В апреле 1705 года, когда посольство находилось в особо стесненном положении и персонал терпел голод, произошло событие, высветившее еще одну черту характера Толстого. Речь пойдет о гибели одного из сотрудников посольства.[384]Французский консул в Петербурге Виллардо возложил вину за это событие на Толстого. Согласно версии Виллардо, Толстой, отправляясь послом, получил 200 тысяч золотых (червонных? – Н. П.) на подарки. Часть этих денег он использовал по назначению, а другую – присвоил. Об этом узнал секретарь посольства и тайно донес царю, а не Головину, покровительствовавшему Толстому. Далее, по словам Виллардо, произошло следующее: «Толстой был предупрежден об этом и без колебаний принял решение отравить своего секретаря, но не тайно, а после следствия, в присутствии нескольких чиновников посольства, под предлогом вероломства и неподобающей переписки с великим везиром, в чем секретарь не мог должным образом оправдаться. Толстой тотчас же вызвал священника, чтобы подготовить секретаря к смерти, и заставил выпить яд, подмешанный к венгерскому вину».[385]

Таким образом, по Виллардо, выходит, что Толстой отправил на тот свет секретаря ради спасения собственной шкуры.

Версия Виллардо вызывает сомнения. Французский консул допустил немало неточностей при изложении кратких биографических сведений о Толстом, причем искажений у него тем больше, чем дальше удалены события от времени их регистрации. Например, Толстой, по Виллардо, сначала отправился в Венецию и лишь после возвращения на родину участвовал в войне с Османской империей (Азовские походы), в то время как в действительности события развивались в обратной последовательности: сначала Азовские походы, а затем поездка в Венецию.

Сомнительным является также утверждение консула о том, что Толстой ради назначения на пост посла дал Головину 2 тысячи рублей. Во-первых, Толстой не нуждался в протекции, ибо был лично известен царю; во-вторых, посольство в Османскую империю не считалось настолько престижным и выгодным, чтобы посредством взятки домогаться назначения туда послом. Что могло прельстить Толстого в столице Османской империи: полная тревог жизнь, неуверенность в завтрашнем дне, возможность разбогатеть? Ни то, ни другое, ни третье не могло быть приманкой для Толстого.

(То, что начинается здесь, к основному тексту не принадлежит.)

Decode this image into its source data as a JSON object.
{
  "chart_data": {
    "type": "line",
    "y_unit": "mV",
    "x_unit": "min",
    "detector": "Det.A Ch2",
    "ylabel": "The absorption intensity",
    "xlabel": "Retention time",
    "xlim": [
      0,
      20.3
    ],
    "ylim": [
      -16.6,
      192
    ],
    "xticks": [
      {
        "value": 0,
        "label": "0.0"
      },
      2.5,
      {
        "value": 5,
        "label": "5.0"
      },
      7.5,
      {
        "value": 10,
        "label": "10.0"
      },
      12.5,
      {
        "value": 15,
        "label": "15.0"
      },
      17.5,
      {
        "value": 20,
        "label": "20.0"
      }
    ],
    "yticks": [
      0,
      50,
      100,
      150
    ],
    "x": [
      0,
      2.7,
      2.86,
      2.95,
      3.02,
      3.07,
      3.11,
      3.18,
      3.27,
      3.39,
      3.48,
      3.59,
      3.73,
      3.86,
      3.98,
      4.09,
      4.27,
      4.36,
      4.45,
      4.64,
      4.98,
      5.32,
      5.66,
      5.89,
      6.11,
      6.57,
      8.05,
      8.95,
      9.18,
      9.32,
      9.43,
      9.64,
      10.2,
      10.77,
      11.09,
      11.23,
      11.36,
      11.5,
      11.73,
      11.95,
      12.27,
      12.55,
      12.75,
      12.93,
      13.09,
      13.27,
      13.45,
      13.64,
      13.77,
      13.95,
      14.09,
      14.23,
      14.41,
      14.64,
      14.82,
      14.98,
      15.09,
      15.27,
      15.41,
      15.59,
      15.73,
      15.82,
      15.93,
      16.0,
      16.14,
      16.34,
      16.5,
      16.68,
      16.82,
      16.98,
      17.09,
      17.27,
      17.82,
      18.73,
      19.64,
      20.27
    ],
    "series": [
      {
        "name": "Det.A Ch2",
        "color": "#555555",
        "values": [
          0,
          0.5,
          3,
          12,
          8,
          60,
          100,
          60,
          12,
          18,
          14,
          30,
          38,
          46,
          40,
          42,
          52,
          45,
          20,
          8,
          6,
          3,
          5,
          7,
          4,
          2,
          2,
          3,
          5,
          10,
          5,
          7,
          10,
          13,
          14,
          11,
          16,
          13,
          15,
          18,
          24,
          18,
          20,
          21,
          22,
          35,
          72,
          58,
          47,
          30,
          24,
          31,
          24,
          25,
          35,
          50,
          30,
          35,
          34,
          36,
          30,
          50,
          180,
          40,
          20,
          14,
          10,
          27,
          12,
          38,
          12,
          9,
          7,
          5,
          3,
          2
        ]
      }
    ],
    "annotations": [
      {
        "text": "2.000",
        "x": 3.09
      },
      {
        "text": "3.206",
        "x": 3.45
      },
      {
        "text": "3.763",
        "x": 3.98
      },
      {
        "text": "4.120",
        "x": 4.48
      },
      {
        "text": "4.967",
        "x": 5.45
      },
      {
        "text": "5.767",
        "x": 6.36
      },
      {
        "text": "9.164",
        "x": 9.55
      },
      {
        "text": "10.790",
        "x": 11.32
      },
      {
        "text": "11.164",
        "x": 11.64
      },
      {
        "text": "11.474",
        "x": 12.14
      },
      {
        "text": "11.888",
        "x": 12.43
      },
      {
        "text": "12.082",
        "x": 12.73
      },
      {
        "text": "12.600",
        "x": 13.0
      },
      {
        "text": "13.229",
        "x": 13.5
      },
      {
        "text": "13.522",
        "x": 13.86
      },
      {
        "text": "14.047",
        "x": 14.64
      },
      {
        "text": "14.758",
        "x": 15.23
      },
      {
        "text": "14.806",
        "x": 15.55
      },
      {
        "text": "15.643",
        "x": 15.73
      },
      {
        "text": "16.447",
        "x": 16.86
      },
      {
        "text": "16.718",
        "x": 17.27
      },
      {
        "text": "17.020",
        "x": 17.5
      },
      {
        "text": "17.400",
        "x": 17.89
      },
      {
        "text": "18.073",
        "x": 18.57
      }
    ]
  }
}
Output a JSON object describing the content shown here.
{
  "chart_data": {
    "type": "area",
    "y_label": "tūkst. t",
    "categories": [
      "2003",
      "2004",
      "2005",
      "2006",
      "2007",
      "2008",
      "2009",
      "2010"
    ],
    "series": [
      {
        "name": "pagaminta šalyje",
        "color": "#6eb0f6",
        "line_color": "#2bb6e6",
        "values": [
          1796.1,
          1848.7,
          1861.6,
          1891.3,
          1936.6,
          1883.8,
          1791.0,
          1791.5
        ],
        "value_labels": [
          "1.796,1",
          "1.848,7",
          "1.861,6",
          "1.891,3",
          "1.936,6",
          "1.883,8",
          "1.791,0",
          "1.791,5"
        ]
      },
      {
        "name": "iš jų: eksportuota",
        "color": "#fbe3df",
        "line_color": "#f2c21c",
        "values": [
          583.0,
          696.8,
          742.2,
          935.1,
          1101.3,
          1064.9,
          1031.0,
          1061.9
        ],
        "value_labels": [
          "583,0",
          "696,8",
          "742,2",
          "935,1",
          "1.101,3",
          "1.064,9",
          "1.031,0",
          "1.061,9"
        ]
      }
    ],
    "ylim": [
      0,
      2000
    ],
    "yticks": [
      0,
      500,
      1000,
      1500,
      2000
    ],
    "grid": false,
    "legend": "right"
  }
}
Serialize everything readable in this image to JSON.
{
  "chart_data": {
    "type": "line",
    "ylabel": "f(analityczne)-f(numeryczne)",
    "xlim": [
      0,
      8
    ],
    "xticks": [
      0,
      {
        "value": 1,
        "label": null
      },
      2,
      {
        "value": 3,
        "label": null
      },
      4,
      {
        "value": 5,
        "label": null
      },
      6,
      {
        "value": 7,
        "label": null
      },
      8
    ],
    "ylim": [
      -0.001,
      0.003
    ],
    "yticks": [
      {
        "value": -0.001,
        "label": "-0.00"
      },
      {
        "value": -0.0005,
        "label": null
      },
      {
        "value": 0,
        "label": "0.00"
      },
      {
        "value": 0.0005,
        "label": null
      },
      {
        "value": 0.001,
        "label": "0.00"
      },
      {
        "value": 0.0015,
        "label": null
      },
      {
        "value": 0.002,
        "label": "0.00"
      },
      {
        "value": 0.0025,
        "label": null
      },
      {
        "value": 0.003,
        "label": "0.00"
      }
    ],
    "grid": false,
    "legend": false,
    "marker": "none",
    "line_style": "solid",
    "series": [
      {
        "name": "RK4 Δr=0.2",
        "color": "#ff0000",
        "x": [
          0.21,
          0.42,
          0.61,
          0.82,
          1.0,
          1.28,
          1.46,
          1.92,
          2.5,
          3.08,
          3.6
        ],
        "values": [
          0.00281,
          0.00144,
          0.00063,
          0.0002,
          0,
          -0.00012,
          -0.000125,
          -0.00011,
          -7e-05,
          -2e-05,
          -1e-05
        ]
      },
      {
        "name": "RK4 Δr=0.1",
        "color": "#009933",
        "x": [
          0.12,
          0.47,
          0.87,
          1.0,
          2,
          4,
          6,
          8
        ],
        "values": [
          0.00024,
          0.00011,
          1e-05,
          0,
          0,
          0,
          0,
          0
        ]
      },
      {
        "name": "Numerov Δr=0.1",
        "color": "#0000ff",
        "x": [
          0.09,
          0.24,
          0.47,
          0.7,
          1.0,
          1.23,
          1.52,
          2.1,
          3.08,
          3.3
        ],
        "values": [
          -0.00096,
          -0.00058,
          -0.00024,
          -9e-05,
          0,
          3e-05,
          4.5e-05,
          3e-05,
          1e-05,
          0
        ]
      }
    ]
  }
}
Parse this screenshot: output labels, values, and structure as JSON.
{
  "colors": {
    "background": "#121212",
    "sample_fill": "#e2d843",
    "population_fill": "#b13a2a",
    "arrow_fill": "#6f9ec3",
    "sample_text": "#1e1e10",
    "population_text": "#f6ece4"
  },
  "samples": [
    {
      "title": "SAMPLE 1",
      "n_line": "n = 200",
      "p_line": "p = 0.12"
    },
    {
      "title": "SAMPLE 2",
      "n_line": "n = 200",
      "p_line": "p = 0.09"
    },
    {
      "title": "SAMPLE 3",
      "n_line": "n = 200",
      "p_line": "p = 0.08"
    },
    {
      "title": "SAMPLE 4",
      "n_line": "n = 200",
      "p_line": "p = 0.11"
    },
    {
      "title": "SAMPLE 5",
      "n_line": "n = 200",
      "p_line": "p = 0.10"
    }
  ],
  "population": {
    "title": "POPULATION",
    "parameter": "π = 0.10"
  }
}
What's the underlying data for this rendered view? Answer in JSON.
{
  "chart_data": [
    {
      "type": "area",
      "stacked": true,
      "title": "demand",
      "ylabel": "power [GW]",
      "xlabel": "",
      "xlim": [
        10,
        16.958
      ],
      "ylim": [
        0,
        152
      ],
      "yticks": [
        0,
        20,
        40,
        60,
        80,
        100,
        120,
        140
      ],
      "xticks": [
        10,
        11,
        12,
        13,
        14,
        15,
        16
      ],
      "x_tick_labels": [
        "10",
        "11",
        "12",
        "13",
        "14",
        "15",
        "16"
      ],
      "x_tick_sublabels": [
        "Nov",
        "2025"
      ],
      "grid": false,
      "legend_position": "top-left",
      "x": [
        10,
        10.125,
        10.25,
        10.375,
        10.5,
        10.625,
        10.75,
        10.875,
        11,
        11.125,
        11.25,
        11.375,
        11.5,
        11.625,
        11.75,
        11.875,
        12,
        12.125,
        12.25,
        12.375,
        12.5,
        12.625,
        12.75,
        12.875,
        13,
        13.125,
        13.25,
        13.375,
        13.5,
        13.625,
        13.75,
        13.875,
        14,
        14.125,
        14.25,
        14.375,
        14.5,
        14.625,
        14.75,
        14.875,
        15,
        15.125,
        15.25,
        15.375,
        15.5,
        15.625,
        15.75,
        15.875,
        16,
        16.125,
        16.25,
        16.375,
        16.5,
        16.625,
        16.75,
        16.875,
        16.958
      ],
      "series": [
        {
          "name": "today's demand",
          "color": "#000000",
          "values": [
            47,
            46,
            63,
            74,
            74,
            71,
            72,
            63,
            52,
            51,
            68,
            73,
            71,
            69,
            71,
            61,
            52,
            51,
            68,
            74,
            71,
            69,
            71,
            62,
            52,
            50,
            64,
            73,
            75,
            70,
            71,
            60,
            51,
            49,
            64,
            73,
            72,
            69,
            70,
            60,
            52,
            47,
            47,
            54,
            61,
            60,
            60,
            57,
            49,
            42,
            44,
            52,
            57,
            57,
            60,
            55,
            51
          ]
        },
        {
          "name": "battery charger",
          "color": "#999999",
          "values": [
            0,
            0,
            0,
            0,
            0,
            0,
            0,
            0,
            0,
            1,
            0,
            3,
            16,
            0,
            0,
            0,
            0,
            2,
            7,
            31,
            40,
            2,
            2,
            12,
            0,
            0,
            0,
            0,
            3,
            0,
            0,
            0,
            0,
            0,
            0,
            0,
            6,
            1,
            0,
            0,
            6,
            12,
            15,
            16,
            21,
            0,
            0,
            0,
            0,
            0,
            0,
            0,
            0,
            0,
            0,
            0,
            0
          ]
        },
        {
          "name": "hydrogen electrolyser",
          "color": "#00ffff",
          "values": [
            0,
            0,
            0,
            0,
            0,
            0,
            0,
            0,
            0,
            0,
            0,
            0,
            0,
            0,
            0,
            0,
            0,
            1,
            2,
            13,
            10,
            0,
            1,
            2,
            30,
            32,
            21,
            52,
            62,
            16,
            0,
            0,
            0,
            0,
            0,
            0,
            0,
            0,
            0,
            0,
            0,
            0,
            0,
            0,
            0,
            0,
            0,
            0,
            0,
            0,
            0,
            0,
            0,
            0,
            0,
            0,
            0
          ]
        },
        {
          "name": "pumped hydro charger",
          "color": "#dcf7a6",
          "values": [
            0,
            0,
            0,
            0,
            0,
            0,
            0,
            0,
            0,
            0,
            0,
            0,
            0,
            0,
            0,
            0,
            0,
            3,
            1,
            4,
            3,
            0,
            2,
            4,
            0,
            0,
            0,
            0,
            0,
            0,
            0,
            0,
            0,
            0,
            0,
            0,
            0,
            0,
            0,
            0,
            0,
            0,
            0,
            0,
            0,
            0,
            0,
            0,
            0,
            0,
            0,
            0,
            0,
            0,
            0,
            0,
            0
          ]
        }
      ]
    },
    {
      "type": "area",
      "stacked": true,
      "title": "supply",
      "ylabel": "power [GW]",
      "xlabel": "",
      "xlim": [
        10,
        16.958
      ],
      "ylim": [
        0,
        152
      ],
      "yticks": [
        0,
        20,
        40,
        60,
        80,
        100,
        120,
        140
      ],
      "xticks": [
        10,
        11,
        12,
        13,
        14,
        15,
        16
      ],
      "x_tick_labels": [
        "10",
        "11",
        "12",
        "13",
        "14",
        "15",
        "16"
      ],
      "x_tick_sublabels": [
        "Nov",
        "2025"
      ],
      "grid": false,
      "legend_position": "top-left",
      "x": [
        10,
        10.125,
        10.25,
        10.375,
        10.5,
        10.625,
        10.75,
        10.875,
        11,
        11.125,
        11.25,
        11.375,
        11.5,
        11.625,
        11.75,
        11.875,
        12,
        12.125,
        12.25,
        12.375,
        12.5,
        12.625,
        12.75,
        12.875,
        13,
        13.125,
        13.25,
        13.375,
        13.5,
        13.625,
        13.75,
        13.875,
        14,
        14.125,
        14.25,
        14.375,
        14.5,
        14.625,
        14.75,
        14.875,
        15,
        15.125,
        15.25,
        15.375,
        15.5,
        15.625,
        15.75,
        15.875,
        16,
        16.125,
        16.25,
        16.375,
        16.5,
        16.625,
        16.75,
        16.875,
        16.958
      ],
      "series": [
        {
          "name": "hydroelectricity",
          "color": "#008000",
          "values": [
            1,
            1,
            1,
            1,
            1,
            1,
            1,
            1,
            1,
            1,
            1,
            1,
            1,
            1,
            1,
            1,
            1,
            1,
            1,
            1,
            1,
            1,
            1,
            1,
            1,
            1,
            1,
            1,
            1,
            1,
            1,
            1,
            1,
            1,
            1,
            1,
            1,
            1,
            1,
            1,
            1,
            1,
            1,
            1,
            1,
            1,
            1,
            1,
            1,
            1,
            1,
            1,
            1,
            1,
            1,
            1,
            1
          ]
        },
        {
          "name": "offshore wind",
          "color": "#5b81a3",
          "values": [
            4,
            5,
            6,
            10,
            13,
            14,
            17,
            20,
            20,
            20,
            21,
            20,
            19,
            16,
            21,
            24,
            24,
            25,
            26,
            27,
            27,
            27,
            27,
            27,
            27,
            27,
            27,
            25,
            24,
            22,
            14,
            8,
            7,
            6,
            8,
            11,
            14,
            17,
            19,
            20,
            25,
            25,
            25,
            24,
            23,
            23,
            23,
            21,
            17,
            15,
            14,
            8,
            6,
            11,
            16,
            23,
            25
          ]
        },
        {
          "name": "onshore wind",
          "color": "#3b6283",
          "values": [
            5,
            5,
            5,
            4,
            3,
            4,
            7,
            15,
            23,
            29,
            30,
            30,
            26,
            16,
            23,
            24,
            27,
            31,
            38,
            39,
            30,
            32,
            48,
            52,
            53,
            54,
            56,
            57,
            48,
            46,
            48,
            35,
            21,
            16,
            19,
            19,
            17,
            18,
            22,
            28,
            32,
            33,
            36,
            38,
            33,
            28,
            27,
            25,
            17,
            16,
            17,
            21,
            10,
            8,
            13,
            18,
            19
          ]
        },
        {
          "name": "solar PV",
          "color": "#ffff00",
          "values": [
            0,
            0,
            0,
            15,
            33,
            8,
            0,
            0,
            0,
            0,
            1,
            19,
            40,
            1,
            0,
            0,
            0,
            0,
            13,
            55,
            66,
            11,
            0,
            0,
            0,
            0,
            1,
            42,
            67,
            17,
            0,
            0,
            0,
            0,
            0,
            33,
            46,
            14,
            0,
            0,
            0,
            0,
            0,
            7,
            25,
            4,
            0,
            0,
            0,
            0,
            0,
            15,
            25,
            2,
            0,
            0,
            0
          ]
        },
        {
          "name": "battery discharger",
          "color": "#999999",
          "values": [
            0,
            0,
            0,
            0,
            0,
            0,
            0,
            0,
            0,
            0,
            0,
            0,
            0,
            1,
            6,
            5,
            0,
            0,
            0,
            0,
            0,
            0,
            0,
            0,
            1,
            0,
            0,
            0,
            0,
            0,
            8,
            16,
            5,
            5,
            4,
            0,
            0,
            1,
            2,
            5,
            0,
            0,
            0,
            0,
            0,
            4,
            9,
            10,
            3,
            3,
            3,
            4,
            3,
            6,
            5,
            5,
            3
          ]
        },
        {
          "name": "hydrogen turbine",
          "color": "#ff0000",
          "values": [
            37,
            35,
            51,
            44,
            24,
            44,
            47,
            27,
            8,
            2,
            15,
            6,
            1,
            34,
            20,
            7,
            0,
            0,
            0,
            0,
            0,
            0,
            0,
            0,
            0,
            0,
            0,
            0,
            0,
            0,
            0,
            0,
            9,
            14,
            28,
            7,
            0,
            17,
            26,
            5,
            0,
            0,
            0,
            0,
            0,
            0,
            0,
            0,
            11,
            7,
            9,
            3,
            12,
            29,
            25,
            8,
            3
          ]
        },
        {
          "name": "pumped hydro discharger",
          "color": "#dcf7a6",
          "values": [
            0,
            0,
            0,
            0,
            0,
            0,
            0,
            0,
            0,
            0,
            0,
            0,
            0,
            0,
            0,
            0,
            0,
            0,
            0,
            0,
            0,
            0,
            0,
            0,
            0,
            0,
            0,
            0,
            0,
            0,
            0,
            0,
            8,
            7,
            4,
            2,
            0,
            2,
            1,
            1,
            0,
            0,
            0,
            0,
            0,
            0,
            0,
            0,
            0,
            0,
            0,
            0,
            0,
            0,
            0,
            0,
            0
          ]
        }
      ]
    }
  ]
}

Виллардо допускает большую неточность и тогда, когда называет сумму, выданную Толстому для подкупа Дивана, – 200 тысяч золотых. При переводе на русские рубли получается фантастическая цифра – 400 тысяч рублей, что составляло примерно пятую часть всех доходов государства.

В документах ничего подобного не значится. Петр Андреевич, отправляясь в империю, получил для подарков не деньги, а соболиную казну на скромную сумму – 2 тысячи рублей. Правда, после его прибытия в Адрианополь туда в октябре 1702 года было прислано мехов и рыбьего зуба на 8316 рублей, но львиная доля этих ценностей имела целевое назначение: она пошла греческим купцам в качестве компенсации за убытки, понесенные ими в результате ограбления запорожцами. В 1704 году Савва Лукич доставил мягкой рухляди на 5 тысяч рублей.[386]Цифры, как видим, не сопоставимы с той, которую назвал Виллардо.

Французский консул прав в одном: отчетность расходования казны «для дел монаршеских» находилась на совести посла, ибо сумма подарка регистрировалась им самим и проверить достоверность регистрации невозможно. И все же из сказанного вытекает, что если Толстой и записывал больше, нежели выдавал, то разница могла составлять десятки, максимум сотни рублей. Для вельможказнокрадов тех времен подобные суммы были столь ничтожными, что практически не влекли за собой угрозы оказаться в опале.

Вероятнее всего, Виллардо записал интересующий нас сюжет со слов Меншикова либо другого недруга Толстого. Не исключено, что версия консула имела французское происхождение. Дело в том, что Петр Андреевич находился в состоянии острого соперничества с французским послом Ферриолем и успешно отражал его попытки нанести урон России. Ясно, что у французских дипломатов имя Толстого не вызывало симпатий.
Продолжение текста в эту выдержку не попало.